Fast lookup by name or by date - Array - Hash

We have a lot of data-structures that have a name, a date when each one was created and some payload. Once in a while we need to find and remove an element. Either by the name of the element or by picking the oldest one. How can we make this efficient given that we have a lot of these data-structures? (Some 10,000.)

The data structure

If we hold each data structure in a hash we have something like this:

{
    name => "some name",
    date => time,
    payload => { },
}

The payload itself has Perl objects in them and I think some of them are even open sockets.

We basically have two ways to hold all the elements:

In array acting as a queue

We can keep them in an array and push any new element to the end. Then the first one is the oldest, we can use shift to remove it and we don't even need to keep the "date" field. Finding the element by name has a complexity of O(n) as we have to go over all the elements using grep or better yet using first from List::Util.

In a hash based on name

We can keep them in hash based on the name: Accessing $h{$name} has a complexity of O(1), but then in order to find the oldest we need to keep a timestamp as well in every object and we have to go over all the elements to find the object. This is O(n).

Linked list

In a linked list every element is connected to the previous element and the next element as well and there is a link from the outside world to the first element. (There might be also a link to the last element for easier bookkeeping.) We can implement such a linked list inside a hash. That way we can access any individual element inside the data structure by looking up its name. As this is a hash operation it takes O(1). We can also easily get to the oldest (first) element as we have a direct link to it from the outside world. That too is O(1).

It seems this approach can be by far the fastest, but we have to take in account that

The code is a bit more complex and thus we need to invest extra effort in verifying it.
Each operation is now slower so depending on the actual pattern of access we might not have any overall speed gain.
The data now takes up more space in memory as we need the have the links to the previous and next element for each piece of data.

Implemented as an array

examples/fast_lookup/AsArray.pm

package AsArray;
use strict;
use warnings;

use Time::HiRes qw(time);
use List::Util qw(first);

sub new {
    my ($class) = @_;

    my $self = bless {}, $class;
    $self->{data} = [];

    return $self;
}

sub add {
    my ($self, $name, $payload) = @_;

    push @{ $self->{data} }, {
       name    => $name,
       payload => $payload,
       date    => time,
    };
    return;
}

sub remove_oldest {
    my ($self) = @_;
    return shift @{ $self->{data} }
}

sub remove_by_name {
    my ($self, $name) = @_;
    
    my $index = first { $name eq $self->{data}[$_]{name} } 0 .. @{ $self->{data} } - 1;
    my ($elem) = splice @{ $self->{data} }, $index, 1; 
    return $elem;
}

sub count {
    my ($self) = @_;
    return scalar @{ $self->{data} };
}


1;

The tricky part here is the implementation of remove_by_name.

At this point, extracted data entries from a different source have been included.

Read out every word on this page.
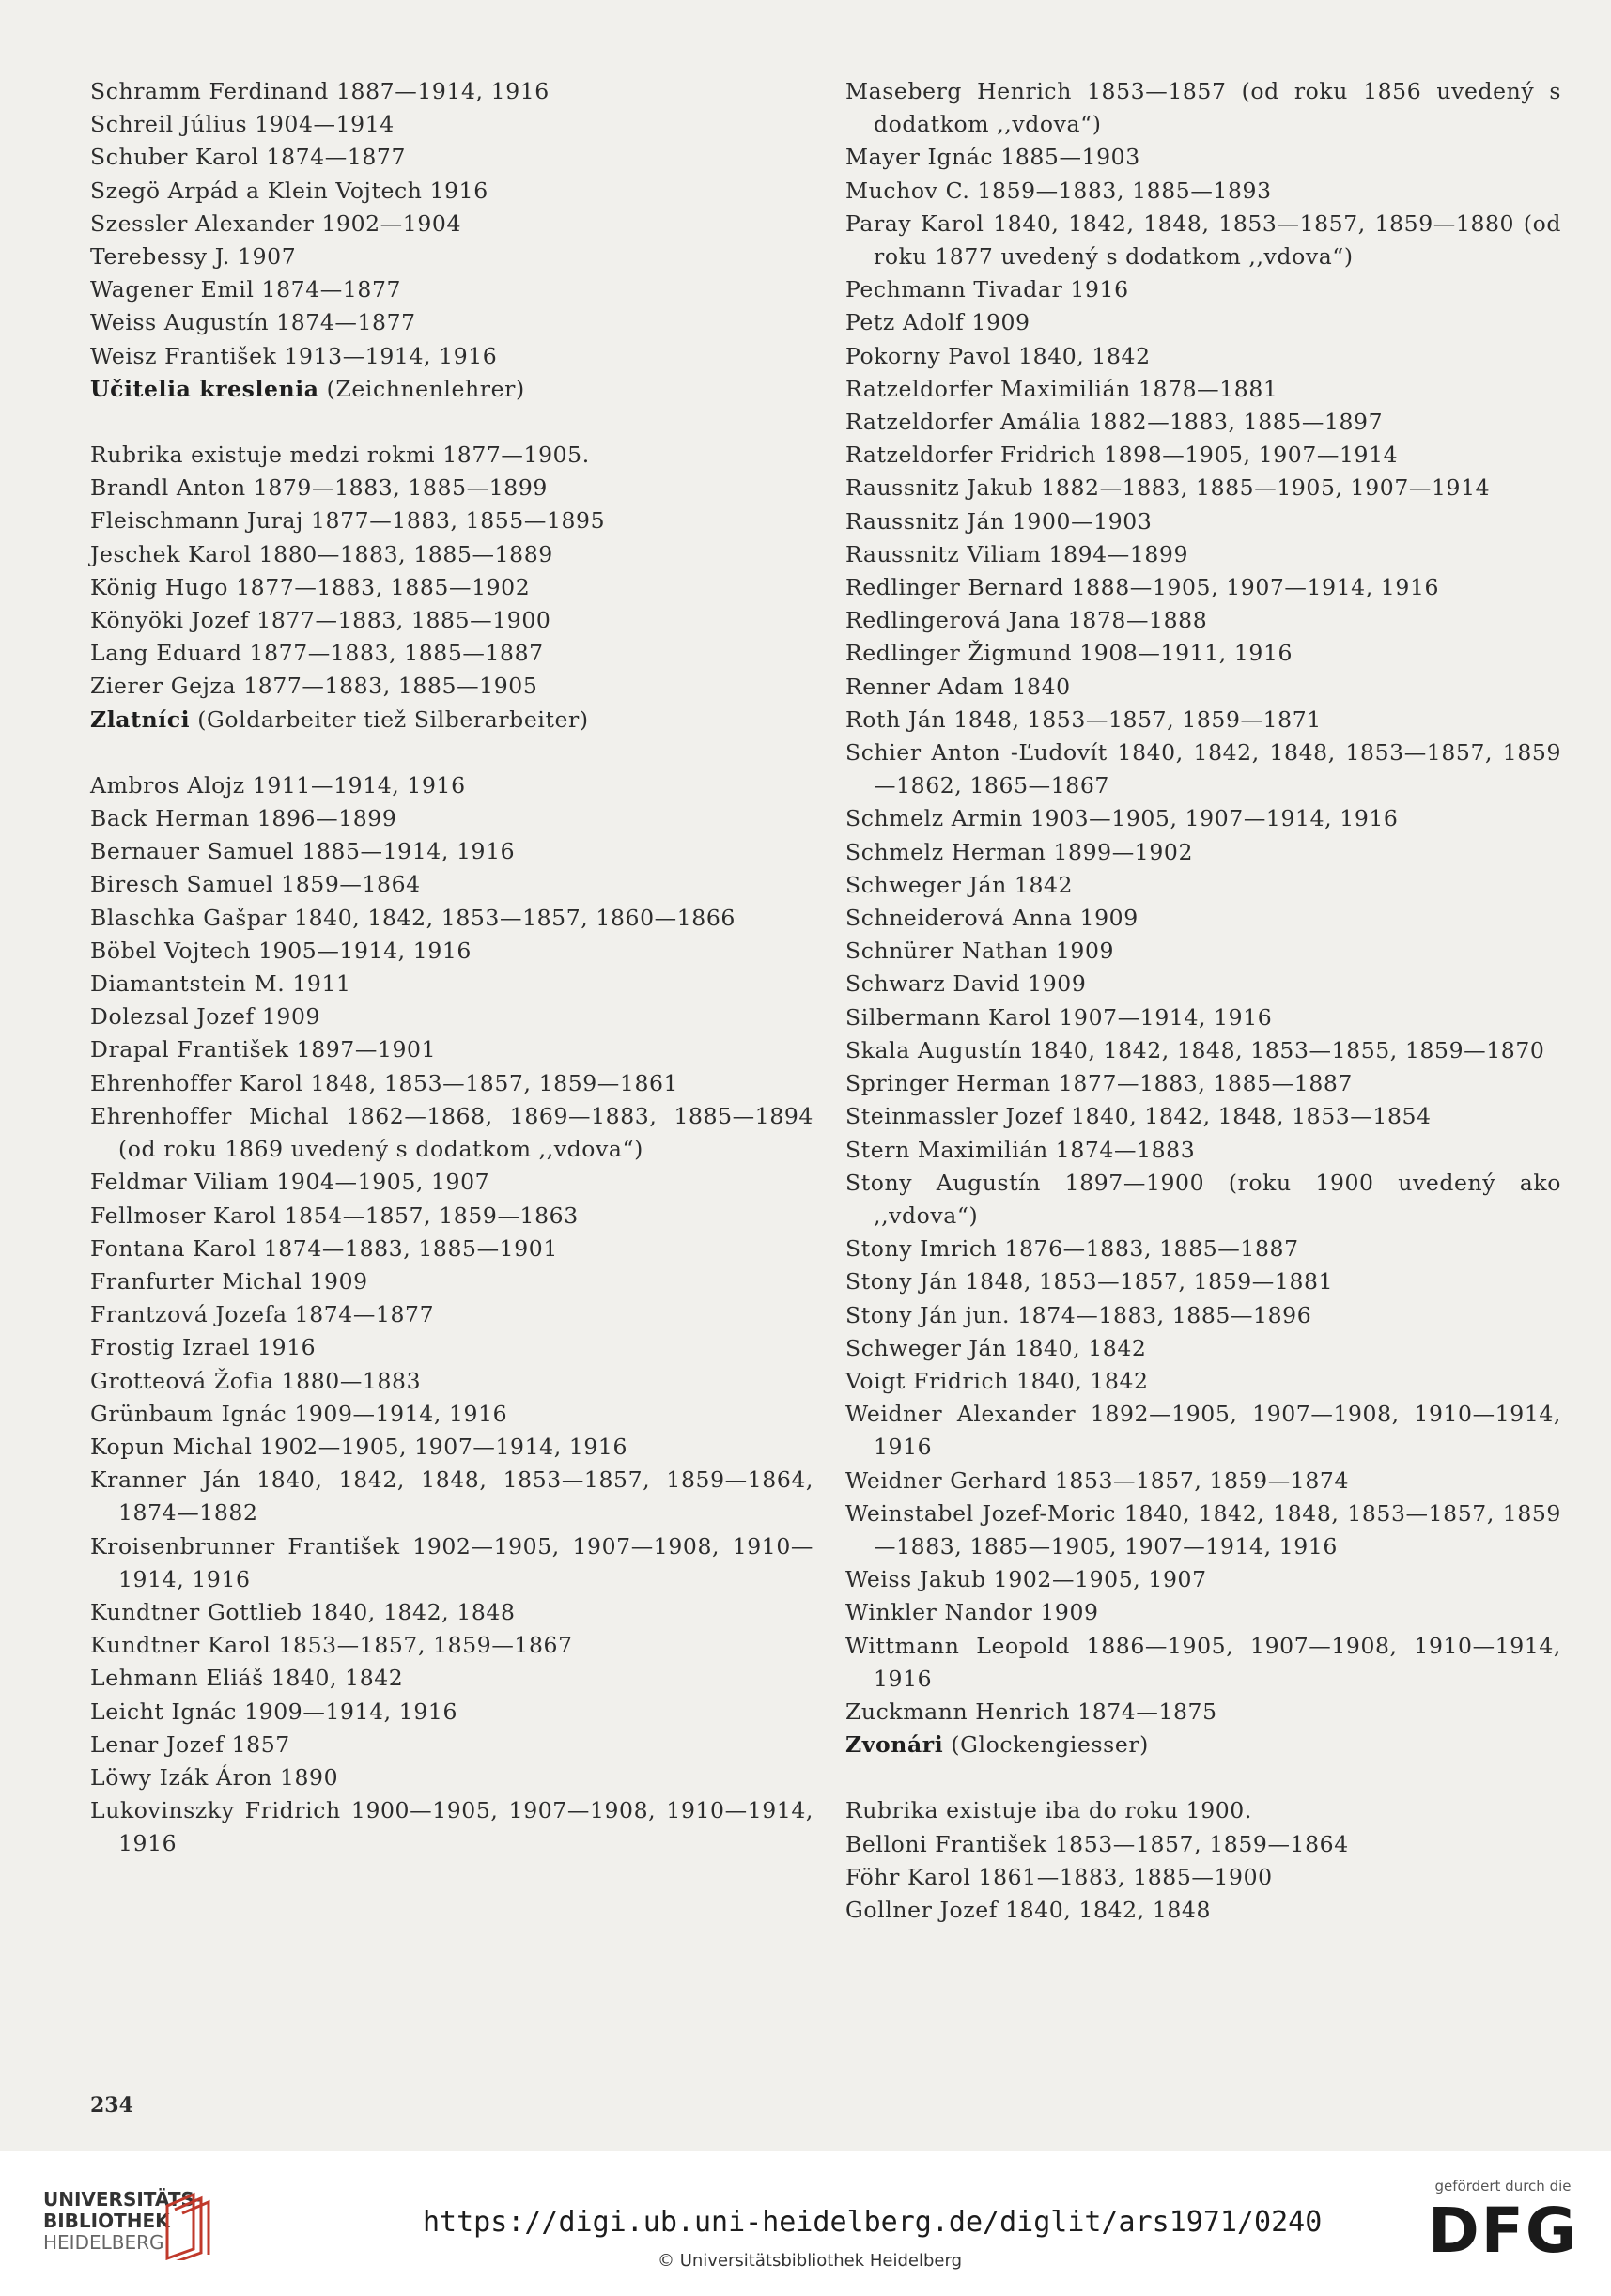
Schramm Ferdinand 1887—1914, 1916

Schreil Július 1904—1914

Schuber Karol 1874—1877

Szegö Arpád a Klein Vojtech 1916

Szessler Alexander 1902—1904

Terebessy J. 1907

Wagener Emil 1874—1877

Weiss Augustín 1874—1877

Weisz František 1913—1914, 1916

Učitelia kreslenia (Zeichnenlehrer)

Rubrika existuje medzi rokmi 1877—1905.

Brandl Anton 1879—1883, 1885—1899

Fleischmann Juraj 1877—1883, 1855—1895

Jeschek Karol 1880—1883, 1885—1889

König Hugo 1877—1883, 1885—1902

Könyöki Jozef 1877—1883, 1885—1900

Lang Eduard 1877—1883, 1885—1887

Zierer Gejza 1877—1883, 1885—1905

Zlatníci (Goldarbeiter tiež Silberarbeiter)

Ambros Alojz 1911—1914, 1916

Back Herman 1896—1899

Bernauer Samuel 1885—1914, 1916

Biresch Samuel 1859—1864

Blaschka Gašpar 1840, 1842, 1853—1857, 1860—1866

Böbel Vojtech 1905—1914, 1916

Diamantstein M. 1911

Dolezsal Jozef 1909

Drapal František 1897—1901

Ehrenhoffer Karol 1848, 1853—1857, 1859—1861

Ehrenhoffer Michal 1862—1868, 1869—1883, 1885—1894 (od roku 1869 uvedený s dodatkom ,,vdova“)

Feldmar Viliam 1904—1905, 1907

Fellmoser Karol 1854—1857, 1859—1863

Fontana Karol 1874—1883, 1885—1901

Franfurter Michal 1909

Frantzová Jozefa 1874—1877

Frostig Izrael 1916

Grotteová Žofia 1880—1883

Grünbaum Ignác 1909—1914, 1916

Kopun Michal 1902—1905, 1907—1914, 1916

Kranner Ján 1840, 1842, 1848, 1853—1857, 1859—1864, 1874—1882

Kroisenbrunner František 1902—1905, 1907—1908, 1910—1914, 1916

Kundtner Gottlieb 1840, 1842, 1848

Kundtner Karol 1853—1857, 1859—1867

Lehmann Eliáš 1840, 1842

Leicht Ignác 1909—1914, 1916

Lenar Jozef 1857

Löwy Izák Áron 1890

Lukovinszky Fridrich 1900—1905, 1907—1908, 1910—1914, 1916

Maseberg Henrich 1853—1857 (od roku 1856 uvedený s dodatkom ,,vdova“)

Mayer Ignác 1885—1903

Muchov C. 1859—1883, 1885—1893

Paray Karol 1840, 1842, 1848, 1853—1857, 1859—1880 (od roku 1877 uvedený s dodatkom ,,vdova“)

Pechmann Tivadar 1916

Petz Adolf 1909

Pokorny Pavol 1840, 1842

Ratzeldorfer Maximilián 1878—1881

Ratzeldorfer Amália 1882—1883, 1885—1897

Ratzeldorfer Fridrich 1898—1905, 1907—1914

Raussnitz Jakub 1882—1883, 1885—1905, 1907—1914

Raussnitz Ján 1900—1903

Raussnitz Viliam 1894—1899

Redlinger Bernard 1888—1905, 1907—1914, 1916

Redlingerová Jana 1878—1888

Redlinger Žigmund 1908—1911, 1916

Renner Adam 1840

Roth Ján 1848, 1853—1857, 1859—1871

Schier Anton -Ľudovít 1840, 1842, 1848, 1853—1857, 1859—1862, 1865—1867

Schmelz Armin 1903—1905, 1907—1914, 1916

Schmelz Herman 1899—1902

Schweger Ján 1842

Schneiderová Anna 1909

Schnürer Nathan 1909

Schwarz David 1909

Silbermann Karol 1907—1914, 1916

Skala Augustín 1840, 1842, 1848, 1853—1855, 1859—1870

Springer Herman 1877—1883, 1885—1887

Steinmassler Jozef 1840, 1842, 1848, 1853—1854

Stern Maximilián 1874—1883

Stony Augustín 1897—1900 (roku 1900 uvedený ako ,,vdova“)

Stony Imrich 1876—1883, 1885—1887

Stony Ján 1848, 1853—1857, 1859—1881

Stony Ján jun. 1874—1883, 1885—1896

Schweger Ján 1840, 1842

Voigt Fridrich 1840, 1842

Weidner Alexander 1892—1905, 1907—1908, 1910—1914, 1916

Weidner Gerhard 1853—1857, 1859—1874

Weinstabel Jozef-Moric 1840, 1842, 1848, 1853—1857, 1859—1883, 1885—1905, 1907—1914, 1916

Weiss Jakub 1902—1905, 1907

Winkler Nandor 1909

Wittmann Leopold 1886—1905, 1907—1908, 1910—1914, 1916

Zuckmann Henrich 1874—1875

Zvonári (Glockengiesser)

Rubrika existuje iba do roku 1900.

Belloni František 1853—1857, 1859—1864

Föhr Karol 1861—1883, 1885—1900

Gollner Jozef 1840, 1842, 1848

234
UNIVERSITÄTS-
BIBLIOTHEK
HEIDELBERG
https://digi.ub.uni-heidelberg.de/diglit/ars1971/0240
© Universitätsbibliothek Heidelberg
gefördert durch die
DFG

We go over the indexes of the array from 0 to the highest index which is the number of elements minus 1. Then we use the first function of List::Util which is similar to grep, but stops after it founds the first matching value.

We then use splice to remove the element from the array.

Implemented as an hash

examples/fast_lookup/AsHash.pm

package AsHash;
use strict;
use warnings;

use Time::HiRes qw(time);
use List::Util qw(reduce);

sub new {
    my ($class) = @_;

    my $self = bless {}, $class;
    $self->{data} = {};

    return $self;
}

sub add {
    my ($self, $name, $payload) = @_;

    $self->{data}{$name} = {
       name    => $name,
       payload => $payload,
       date    => time,
    };
    return;
}

sub remove_oldest {
    my ($self) = @_;

    my $min = reduce { $a->{date} < $b->{date} ? $a : $b } values %{ $self->{data} };
    return $self->remove_by_name($min->{name});
}

sub remove_by_name {
    my ($self, $name) = @_;

    return delete $self->{data}{$name};
}

sub count {
    my ($self) = @_;
    return scalar keys %{ $self->{data} };
}

1;

In this implementation the tricky part is finding the oldest element for the remove_oldest method. We go over all the data structures, the values of the "data" hash and we are looking the element with the smallest number in the date field. For that we use the reduce function supplied by List::Util with the ternary operator inside.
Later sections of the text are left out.